Ireland became the ICC World Cup cricket tournament’s first giant slayers when they downed two-time champions West Indies by four wickets in Nelson today.
The victory, the first by a team batting second in five games so far, followed on from Ireland’s famous wins over England at the 2011 World Cup and Pakistan four years earlier.
Chasing a mammoth total of 305 to win at Saxton Oval, they coasted home with Paul Stirling making 92, Ed Joyce 84 and Niall O´Brien not out on 79.
Earlier, Darren Sammy and Lendl Simmons helped guide West Indies to 304 for seven.
Simmons (102), the nephew of Ireland coach Phil, and former captain Sammy (89) managed to rescue West Indies from total embarrassment with a 154-run partnership as the pitch got easier to bat on.

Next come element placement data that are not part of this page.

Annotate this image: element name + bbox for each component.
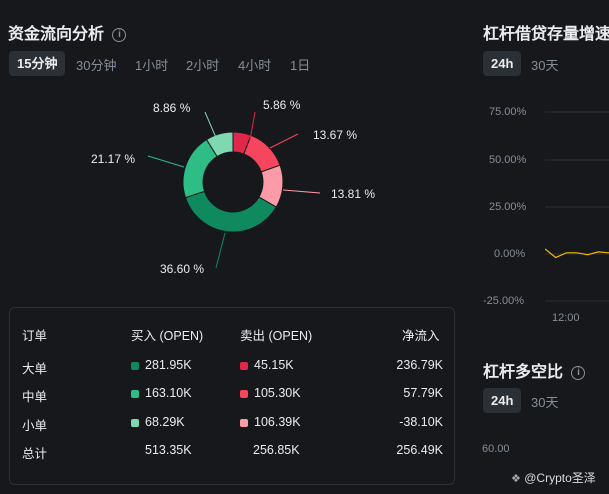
table-row-large-name: 大单: [22, 362, 48, 376]
table-row-total-net: 256.49K: [396, 443, 443, 457]
table-cell: 163.10K: [145, 386, 192, 400]
tab-1h[interactable]: 1小时: [135, 58, 169, 73]
table-header-net: 净流入: [402, 329, 440, 343]
table-header-order: 订单: [22, 329, 48, 343]
watermark-text: @Crypto圣泽: [524, 471, 596, 485]
info-icon[interactable]: i: [112, 27, 127, 42]
table-cell: 106.39K: [254, 415, 301, 429]
legend-swatch: [240, 418, 248, 427]
leader-buy-medium: [147, 155, 185, 168]
watermark: ❖ @Crypto圣泽: [511, 469, 596, 486]
tab-2h[interactable]: 2小时: [186, 58, 220, 73]
legend-swatch: [131, 361, 139, 370]
legend-swatch: [240, 389, 248, 398]
tab-1d[interactable]: 1日: [290, 58, 311, 73]
table-cell: 68.29K: [145, 415, 185, 429]
table-row-small-buy: 68.29K: [131, 415, 185, 429]
tab-30min[interactable]: 30分钟: [76, 58, 117, 73]
table-cell: 281.95K: [145, 358, 192, 372]
table-row-medium-name: 中单: [22, 390, 48, 404]
table-row-large-net: 236.79K: [396, 358, 443, 372]
table-cell: 45.15K: [254, 358, 294, 372]
legend-swatch: [131, 418, 139, 427]
table-row-small-name: 小单: [22, 419, 48, 433]
page-title-text: 资金流向分析: [8, 26, 105, 43]
binance-square-icon: ❖: [511, 473, 521, 485]
table-row-total-sell: 256.85K: [253, 443, 300, 457]
label-buy-small: 8.86 %: [153, 101, 191, 115]
x-tick-1200: 12:00: [552, 312, 580, 324]
legend-swatch: [240, 361, 248, 370]
leader-buy-small: [204, 111, 218, 141]
order-flow-table: [9, 307, 455, 485]
legend-swatch: [131, 389, 139, 398]
donut-slice: [243, 134, 281, 173]
table-row-medium-buy: 163.10K: [131, 386, 192, 400]
tab-4h[interactable]: 4小时: [238, 58, 272, 73]
long-short-ratio-title-text: 杠杆多空比: [483, 364, 564, 381]
table-row-small-net: -38.10K: [399, 415, 443, 429]
info-icon[interactable]: i: [571, 365, 586, 380]
y-tick-25: 25.00%: [489, 201, 527, 213]
fund-flow-donut-chart: [147, 111, 321, 269]
table-header-sell: 卖出 (OPEN): [240, 329, 313, 343]
label-sell-large: 5.86 %: [263, 98, 301, 112]
tab-30d-growth[interactable]: 30天: [531, 58, 559, 73]
label-sell-medium: 13.67 %: [313, 128, 358, 142]
table-row-medium-net: 57.79K: [403, 386, 443, 400]
label-buy-large: 36.60 %: [160, 262, 205, 276]
y-tick-minus25: -25.00%: [483, 295, 524, 307]
table-row-medium-sell: 105.30K: [240, 386, 301, 400]
leader-buy-large: [215, 232, 226, 269]
tab-30d-ratio[interactable]: 30天: [531, 395, 559, 410]
table-row-total-name: 总计: [22, 447, 48, 461]
y-tick-0: 0.00%: [494, 248, 526, 260]
table-row-large-sell: 45.15K: [240, 358, 294, 372]
table-header-buy: 买入 (OPEN): [131, 329, 204, 343]
tab-24h-ratio[interactable]: 24h: [483, 388, 522, 413]
leader-sell-medium: [269, 133, 299, 149]
y-tick-60: 60.00: [482, 443, 510, 455]
table-row-large-buy: 281.95K: [131, 358, 192, 372]
tab-24h-growth[interactable]: 24h: [483, 51, 522, 76]
page-title: 资金流向分析 i: [8, 20, 127, 44]
y-tick-50: 50.00%: [489, 154, 527, 166]
leverage-growth-chart: [545, 111, 609, 302]
leader-sell-small: [282, 189, 321, 194]
tab-15min[interactable]: 15分钟: [9, 51, 66, 76]
label-buy-medium: 21.17 %: [91, 152, 136, 166]
y-tick-75: 75.00%: [489, 106, 527, 118]
table-row-small-sell: 106.39K: [240, 415, 301, 429]
donut-slice: [205, 131, 234, 158]
leverage-growth-title: 杠杆借贷存量增速: [483, 26, 609, 43]
table-cell: 105.30K: [254, 386, 301, 400]
table-row-total-buy: 513.35K: [145, 443, 192, 457]
growth-series-line: [545, 248, 609, 259]
label-sell-small: 13.81 %: [331, 187, 376, 201]
long-short-ratio-title: 杠杆多空比 i: [483, 358, 586, 382]
leader-sell-large: [249, 111, 256, 141]
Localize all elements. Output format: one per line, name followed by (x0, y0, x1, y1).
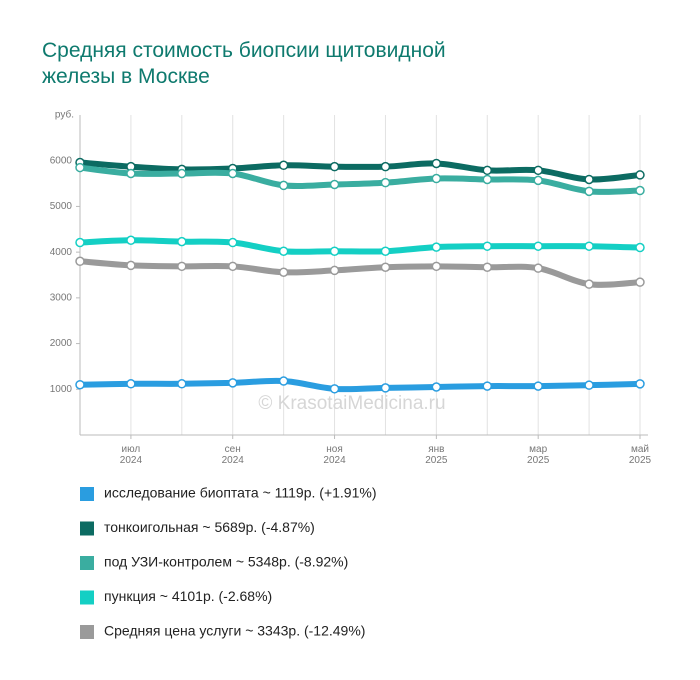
x-tick-label: май 2025 (629, 444, 652, 466)
y-unit: руб. (55, 109, 74, 121)
point (75, 162, 85, 173)
point (329, 384, 340, 394)
legend-swatch (80, 625, 94, 639)
point (380, 161, 391, 172)
point (329, 161, 340, 172)
legend-label: под УЗИ-контролем ~ 5348р. (-8.92%) (104, 554, 348, 570)
point (482, 241, 493, 251)
point (584, 241, 594, 251)
chart-title: Средняя стоимость биопсии щитовидной жел… (42, 39, 446, 88)
point (533, 263, 543, 273)
point (533, 165, 543, 176)
point (126, 168, 136, 179)
series-line (77, 377, 643, 393)
point (482, 262, 493, 272)
x-tick-label: ноя 2024 (323, 444, 346, 466)
point (329, 246, 340, 256)
point (431, 173, 442, 184)
point (533, 381, 543, 391)
x-tick-label-line: ноя (326, 444, 343, 455)
point (177, 236, 187, 247)
point (431, 242, 442, 252)
point (584, 279, 594, 289)
point (75, 379, 85, 390)
x-tick-label-line: мар (529, 444, 547, 455)
point (329, 179, 340, 190)
point (227, 237, 238, 248)
point (482, 174, 493, 185)
point (431, 158, 442, 169)
point (533, 241, 543, 251)
point (584, 174, 594, 185)
series-line (77, 258, 643, 288)
point (533, 175, 543, 186)
point (380, 262, 391, 272)
x-tick-label-line: 2024 (323, 455, 346, 466)
legend-swatch (80, 487, 94, 501)
point (278, 160, 289, 171)
point (329, 265, 340, 276)
point (584, 380, 594, 390)
x-tick-label: сен 2024 (222, 444, 245, 466)
legend-label: тонкоигольная ~ 5689р. (-4.87%) (104, 519, 315, 535)
point (126, 379, 136, 389)
point (482, 381, 493, 391)
point (380, 246, 391, 256)
point (126, 235, 136, 246)
point (278, 180, 289, 191)
point (177, 379, 187, 389)
point (177, 261, 187, 272)
legend-label: исследование биоптата ~ 1119р. (+1.91%) (104, 485, 376, 501)
point (380, 383, 391, 393)
point (227, 168, 238, 179)
point (635, 379, 645, 389)
point (431, 261, 442, 272)
y-tick-label: 6000 (50, 155, 73, 166)
point (227, 378, 238, 388)
point (278, 267, 289, 278)
legend-swatch (80, 590, 94, 605)
point (75, 256, 85, 267)
x-tick-label-line: 2025 (527, 455, 550, 466)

The pair had been forced together at 87 for five in the 24th over after the top order had struggled with the lack of pace from Ireland´s bowling attack.
Simmons and Andre Russell (27 not out) then put on 61 in five overs to give West Indies a total they had never looked likely to achieve earlier.
West Indies´ top order performed abysmally against the slower pace after Ireland skipper William Porterfield had won the toss and asked them bat.
Dockrell finished with three for 50, while off-spinner Andy McBrine conceded just 26 runs from his 10 overs.
Both Chris Gayle (36) and fellow opener Dwayne Smith (18) fell to lofted shots into the outfield from deliveries they failed to middle.
Marlon Samuels (21) and Denesh Ramdin (one) were then trapped in front by Dockrell, the former requesting a review that failed to overturn the decision.